Visiting El Mozote








One week ago, I visited El Mozote in Morazan department, El Salvador for the first time. In the years before this visit, I had read many accounts of the massacre which occurred there in December 1981 including the initial story reported by Raymond Bonner in the New York Times, the UN truth commission report followng the war, Mark Danner's book The Massacre at El Mozote and Danner's article The Truth of El Mozote in the New Yorker. I have also watched video of Rufina Amaya, the sole survivor of the massacre, providing her testimony. More than 1000 civilians were killed by the Alcatl Battalion of the Salvadoran armed forces.

So intellectually I knew what had occurred almost 27 years ago, but the impact of actually being at the site of such horror was powerful. Particularly heart-wrenching is the Garden of the Innocents, next to the restored church, where the remains of 146 children are buried. There names and ages are inscribed on plaques on the wall of the church, from 3 days to 14 years.

Rufina Amaya described the murder of these innocents to journalist Mark Danner:
The fire was still burning furiously, but the big crab-apple tree, which some miracle had kept from igniting, shielded Rufina from the heat. Over the crackling of the fire she could still hear, coming from the hill called La Cruz, the screams of the girls. Now and again, she heard a burst of gunfire.

After a time, when the soldiers seemed to have finished drinking their sodas, Rufina heard crying and screaming begin from the house of Alfredo Márquez: the screaming of the children. "They were crying, 'Mommy! Mommy! They're hurting us! Help us! They're cutting us! They're choking us! Help us!'

"Then I heard one of my children crying. My son, Cristino, was crying, 'Mama Rufina, help me! They're killing me! They killed my sister! They're killing me! Help me!' I didn't know what to do. They were killing my children. I knew that if I went back there to help my children I would be cut to pieces. But I couldn't stand to hear it, I couldn't bear it. I was afraid that I would cry out, that I would scream, that I would go crazy. I couldn't stand it, and I prayed to God to help me. I promised God that if He helped me I would tell the world what happened here.

"Then I tied my hair up and tied my skirt between my legs and I crawled on my belly out from behind the tree. There were animals there, cows and a dog, and they saw me, and I was afraid they would make a noise, but God made them stay quiet as I crawled among them. I crawled across the road and under the barbed wire and into the maguey on the other side. I crawled a little farther through the thorns, and I dug a little hole with my hands and put my face in the hole so I could cry without anyone hearing. I could hear the children screaming still, and I lay there with my face against the earth and cried."

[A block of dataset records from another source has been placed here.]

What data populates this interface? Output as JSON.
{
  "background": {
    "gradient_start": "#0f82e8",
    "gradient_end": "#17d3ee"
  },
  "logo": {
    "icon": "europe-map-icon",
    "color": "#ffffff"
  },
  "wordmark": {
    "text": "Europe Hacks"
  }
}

Rufina could not see the children; she could only hear their cries as the soldiers waded into them, slashing some with their machetes, crushing the skulls of others with the butts of their rifles. Many others -- the youngest children, most below the age of twelve -- the soldiers herded from the house of Alfredo Márquez across the street to the sacristy, pushing them, crying and screaming, into the dark tiny room. There the soldiers raised their M16s and emptied their magazines into the roomful of children.


Hay que recordar para no repetir.
One must remember in order not to repeat.

Comments

Caminante said…
Six years ago, my bishop, his wife, a priest, my partner, our Salvadoran friend and I went to El Mozote. It took us about three-four hours to get up and back... and the whole ride back, no one really spoke because we all were so shaken and saddened. The big memorial had just gone up as I recall... what did us in was the memorial at the sacristy where all the children were burned alive.
Anonymous said…
I was there in 1994 when the argentines sent back the 134 remains of the people (majority were children). They were laid out in 7 caskets. The funeral was in the foundation of the old church (that has since been rebuilt) It was hard to imagine how the Atlacatl Battalion had fit 134 people in the small sacristy,
I suppose, shooting those inside(forensic proof), and telling others to get in on top of the bodies. I spent the night up on Cerro Chingo and had some serious escalofrios. I will be posting these images and memory someday @elmozote.org once I digitize some footage. I found bones around the tree where Rufina hid. There is also another survivor named Wilson Guevara Barrera. I remember the Atlactl Grafiti and the 500 pound bomb dents in the earth surrounding the town.